By Rev Graham Shaw
AT the very beginning of the New Year we are conscious of a widespread sense of hopelessness, bordering on despair that prevails across the nation. The New Year is traditionally a time of
joy and eager expectation, but that is not the way most Zimbabweans feel in 2005.
Indeed it is difficult to recall a time when morale has ever been lower.
The sense of despondency in the nation is almost palpable. We observe that a huge number of our citizens have left the country and many of those who remain are actively seeking ways and means to join the vast diaspora — a sure sign that people have given up hope.
This pervading sense of hopelessness has much to do with the parliamentary election due to take place in March. The reason is not far to seek.
After their hopes were raised so high before the parliamentary elections of 2000 and again ahead of the presidential election of 2002, only to be cruelly dashed in both cases by the fraudulent results, it is as if Zimbabweans will not dare to hope for change this time around.
Given the ruling party’s track record of violence, lawlessness and deceit, and knowing their ruthless determination to hold onto power at whatever cost to the nation, few believe that the forthcoming elections will change anything.
Change is surely what most long for, yet now scarcely believe is possible — change to a system of entrenched power and political patronage in which those who rule no longer regard themselves as accountable to the people; change to a culture of intolerance and violence in which the ruling elite refuse to listen to another point of view and those who dare to dissent are abused and vilified without any legal recourse; change to a situation in which justice is no more because of a partisan judiciary, and the truth is not heard because of a conspiracy of silence among those who benefit from the unjust rule.
A radical change also to the policy of political expediency which has bankrupted the state and rendered half the population in need of donor food just to survive the next few months. In short, Zimbabweans long for an end to a stifling dictatorship and for the birth of freedom and democracy.
That the people long for radical change and a new beginning can hardly be disputed.
As with every oppressed people in history, freedom can be suppressed for a while but the desire for freedom cannot ever be totally eradicated. And this is so quite simply because the Creator intended humankind to be free and planted that desire deep in the human heart.
The moral laws of the universe work against those who subvert the freedom of others for their own selfish ends, and in favour of those who work to set free the victims of oppression and injustice.
Yet fear and a sense of hopelessness have deadened that desire for freedom in our land. The real tragedy is that our people have ceased to believe that change is possible any longer.

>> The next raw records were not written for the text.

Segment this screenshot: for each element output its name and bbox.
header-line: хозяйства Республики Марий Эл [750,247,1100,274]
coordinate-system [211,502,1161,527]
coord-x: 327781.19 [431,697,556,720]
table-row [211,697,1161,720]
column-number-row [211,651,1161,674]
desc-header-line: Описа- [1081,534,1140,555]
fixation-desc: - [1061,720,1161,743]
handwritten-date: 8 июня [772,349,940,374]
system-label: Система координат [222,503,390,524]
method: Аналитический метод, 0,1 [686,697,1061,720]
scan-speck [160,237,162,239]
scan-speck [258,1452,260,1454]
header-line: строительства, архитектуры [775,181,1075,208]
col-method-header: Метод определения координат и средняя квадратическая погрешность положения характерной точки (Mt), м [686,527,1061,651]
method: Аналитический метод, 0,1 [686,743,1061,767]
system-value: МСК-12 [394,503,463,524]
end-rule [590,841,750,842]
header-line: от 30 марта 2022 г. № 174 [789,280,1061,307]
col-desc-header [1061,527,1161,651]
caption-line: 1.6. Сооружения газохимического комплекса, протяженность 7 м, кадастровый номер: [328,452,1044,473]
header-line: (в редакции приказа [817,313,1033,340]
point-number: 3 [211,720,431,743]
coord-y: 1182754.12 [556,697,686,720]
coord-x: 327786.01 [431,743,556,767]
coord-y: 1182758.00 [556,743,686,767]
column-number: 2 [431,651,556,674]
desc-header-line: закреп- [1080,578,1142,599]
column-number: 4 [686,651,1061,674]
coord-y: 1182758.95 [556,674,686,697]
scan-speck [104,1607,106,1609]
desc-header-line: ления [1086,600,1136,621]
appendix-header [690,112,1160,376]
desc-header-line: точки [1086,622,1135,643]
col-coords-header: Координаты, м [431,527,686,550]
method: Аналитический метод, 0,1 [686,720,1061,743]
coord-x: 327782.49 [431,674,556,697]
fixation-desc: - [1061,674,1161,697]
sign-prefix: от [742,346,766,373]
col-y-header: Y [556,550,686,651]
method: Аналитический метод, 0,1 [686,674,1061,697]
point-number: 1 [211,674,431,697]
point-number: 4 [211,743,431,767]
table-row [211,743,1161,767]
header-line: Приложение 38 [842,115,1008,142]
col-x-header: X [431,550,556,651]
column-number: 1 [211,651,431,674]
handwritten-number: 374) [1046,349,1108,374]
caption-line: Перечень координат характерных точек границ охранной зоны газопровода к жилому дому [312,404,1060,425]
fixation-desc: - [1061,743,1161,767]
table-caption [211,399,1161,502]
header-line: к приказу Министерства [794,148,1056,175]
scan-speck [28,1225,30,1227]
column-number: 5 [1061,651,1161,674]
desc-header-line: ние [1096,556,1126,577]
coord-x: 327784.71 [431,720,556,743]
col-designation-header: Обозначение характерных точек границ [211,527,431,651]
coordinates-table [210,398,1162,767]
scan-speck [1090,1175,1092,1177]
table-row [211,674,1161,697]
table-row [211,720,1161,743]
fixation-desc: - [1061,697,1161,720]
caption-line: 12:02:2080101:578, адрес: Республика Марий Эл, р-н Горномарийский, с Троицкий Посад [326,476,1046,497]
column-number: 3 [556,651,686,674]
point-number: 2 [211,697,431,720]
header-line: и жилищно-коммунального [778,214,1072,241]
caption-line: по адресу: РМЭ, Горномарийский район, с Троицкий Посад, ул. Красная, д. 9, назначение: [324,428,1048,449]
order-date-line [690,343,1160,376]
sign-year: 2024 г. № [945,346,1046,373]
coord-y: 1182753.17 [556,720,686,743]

Many pious Christians take refuge in the belief that change will only come through a decisive intervention of God, for which they wait passively — overlooking the simple fact that our saving God intends that we ourselves should be the agents of his liberating grace.
We pray “Deliver us from evil”, yet fail to realise that the God who longs to set us free from the chains of oppression, beckons us to join him in a partnership in which evil is named, confronted and finally overthrown.
Of course one of the reasons many prefer to wait for God to act is that to be an agent of God’s change can be a painful experience. Easier by far, and certainly safer, to wait, arms folded, for the saviour to intervene. Hence today the spectacle of many Christians sitting back and waiting, and even — dare we say it -— using their prayers as a safe alternative to costly engagement in the fierce struggle for freedom!
Not so our Lord of course who never tried to dodge the way of the Cross, and whose prayers led him, not to safety but deeper into sacrificial self-giving. So he won for us by his death upon the Cross, freedom both from the power of sin and the consequences of sin. The shackles of Satan and the chains of hell were smashed for ever.
Therefore we need not despair. The wicked may prosper and the righteous may suffer today; there is nothing new about that. The godless may triumph for a while — and all around us we see the appalling consequences of their godless rule — but in the end we know that evil will destroy itself, the righteous will be vindicated and the love, the justice and the peace of God shall prevail. This much is guaranteed by the empty tomb of our saviour.
In the memorable words of Archbishop Desmond Tutu:
“Goodness is stronger than evil
Love is stronger than hate;
Light is stronger than darkness;
Life is stronger than death;
and victory is ours through Him
who loves us.”
The end is guaranteed, yet ironically if we are ever to prove it, we must be willing to die for this truth. And when the church comes to this point, then indeed we shall be able to lead the nation from despair to hope.